Tous deux légers comme une plume. Tous deux accélèrent comme si Newton fermait les yeux – comme si les lois de la physique ne s’appliquaient qu’aux autres. Cela ressemble plus au décollage d’un avion qu’au gravel.
Mais ce qui m’a le plus impressionné chez ces vélos, ce n’était pas leur accélération.
C'était le moment où ils ne faisaient plus rien. Quand les manivelles cessent de tourner.
Dès qu'on arrête de pédaler, ils se mettent à parler.
Non, officiellement, on appelle ça la « roue libre ». En réalité, c’est une démonstration de puissance sonore. Sur ces motos, ce n’est pas une roue libre, c’est un geste de menace. Un vrombissement métallique. Un grognement assuré. Ni hystérique, ni nerveux. Mais plutôt comme celui d’un prédateur qui sait depuis longtemps qu’il se trouve au sommet de la chaîne alimentaire.
Après tout, le lion dominant ne rugit pas parce qu'il a peur.
Plus j'y réfléchissais, plus la roue libre me semblait être un symbole de statut social.
Avant, c'était la Rolex. Ou la clé de Porsche qu'on posait d'un coup sec sur le comptoir. Aujourd'hui, c'est le moyeu de la roue arrière.
Il y a des gens qui s'achètent un Industry Nine Hydra avec 690 points d'engrènement. D'autres ne jurent que par Chris King et son « Angry Bee », NonPlus ou DT Swiss avec son cliquet à 54 dents. Techniquement, tout cela est fascinant. Au niveau sonore, on se situe quelque part entre un essaim d’abeilles et une scie circulaire.
Le message est toujours le même :
Écoutez-moi bien. Regardez par ici : me voilà !

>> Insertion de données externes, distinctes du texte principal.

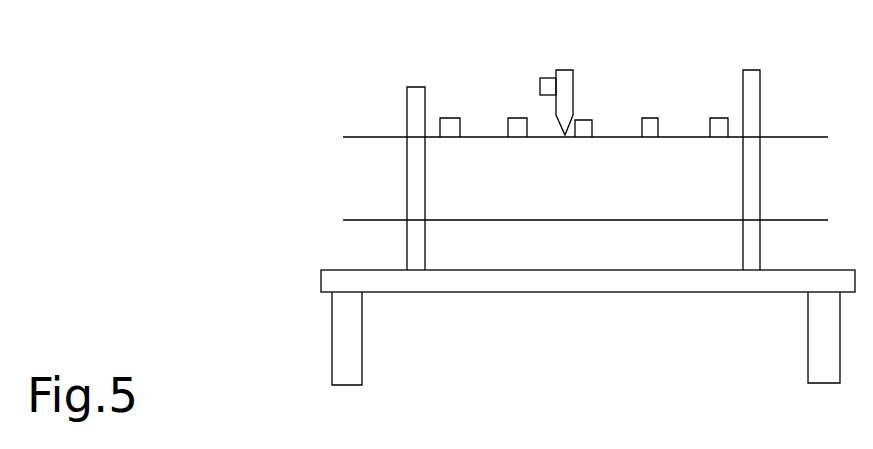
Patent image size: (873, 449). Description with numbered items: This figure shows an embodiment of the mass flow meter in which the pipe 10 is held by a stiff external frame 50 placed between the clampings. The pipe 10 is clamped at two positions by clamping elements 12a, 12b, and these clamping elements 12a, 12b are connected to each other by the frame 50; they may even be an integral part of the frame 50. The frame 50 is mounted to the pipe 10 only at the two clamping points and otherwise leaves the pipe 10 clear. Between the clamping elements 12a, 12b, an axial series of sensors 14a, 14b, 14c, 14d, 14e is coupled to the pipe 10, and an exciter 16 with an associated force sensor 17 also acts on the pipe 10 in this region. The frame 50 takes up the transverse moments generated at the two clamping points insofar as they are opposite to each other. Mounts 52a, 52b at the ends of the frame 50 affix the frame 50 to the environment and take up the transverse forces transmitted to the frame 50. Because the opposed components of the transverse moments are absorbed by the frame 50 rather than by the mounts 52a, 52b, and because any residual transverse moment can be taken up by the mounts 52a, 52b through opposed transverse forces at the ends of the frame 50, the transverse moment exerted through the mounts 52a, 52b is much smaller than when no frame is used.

The pipe 10 is at (537, 218).
The clamping element 12a is at (407, 172).
The clamping element 12b is at (743, 165).
The sensor 14a is at (440, 128).
The sensor 14b is at (508, 128).
The sensor 14c is at (592, 128).
The sensor 14d is at (658, 128).
The sensor 14e is at (728, 130).
The exciter 16 is at (573, 90).
The force sensor 17 is at (540, 84).
The frame 50 is at (321, 273).
The mount 52a is at (332, 340).
The mount 52b is at (808, 340).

Bien sûr, on peut encore amplifier cet effet. Moins de graisse dans la roue libre. De l’huile fluide plutôt qu’une lubrification épaisse. Des jantes en carbone hautes qui font office de caisse de résonance. Le simple vrombissement se transforme alors en véritable concert. Ceux qui le souhaitent peuvent régler leur roue libre de telle sorte que les promeneurs s’écartent spontanément dès les trois virages précédents. Et que les autres cyclistes se rangent sur la droite. Un essaim de frelons en approche ? Une unité d’intervention spéciale en action ? Une chose est sûre : c’est important.
Ou même dangereux !
Mais c'est précisément là que se pose la question cruciale.
Une roue libre bruyante est-elle vraiment un signe de classe ? Ou plutôt l'équivalent, à vélo, du conducteur de Lamborghini qui appuie encore une fois sur l'accélérateur en pleine nuit dans le centre-ville ?
Peut-être que la véritable souveraineté est justement tout le contraire.
Peut-être que le roi n'a pas besoin de rappeler à ses sujets qu'il est roi.
Peut-être que la roue libre la plus silencieuse est la preuve la plus éclatante du style.
Je ne sais pas.
Tout ce que je sais, c'est qu'après ma première sortie avec le S-Works, je me suis surpris à relâcher la pédale plus souvent.
Ce n'était pas parce que j'étais fatigué.
Mais parce que je voulais entendre à quel point un vélo peut paraître cher.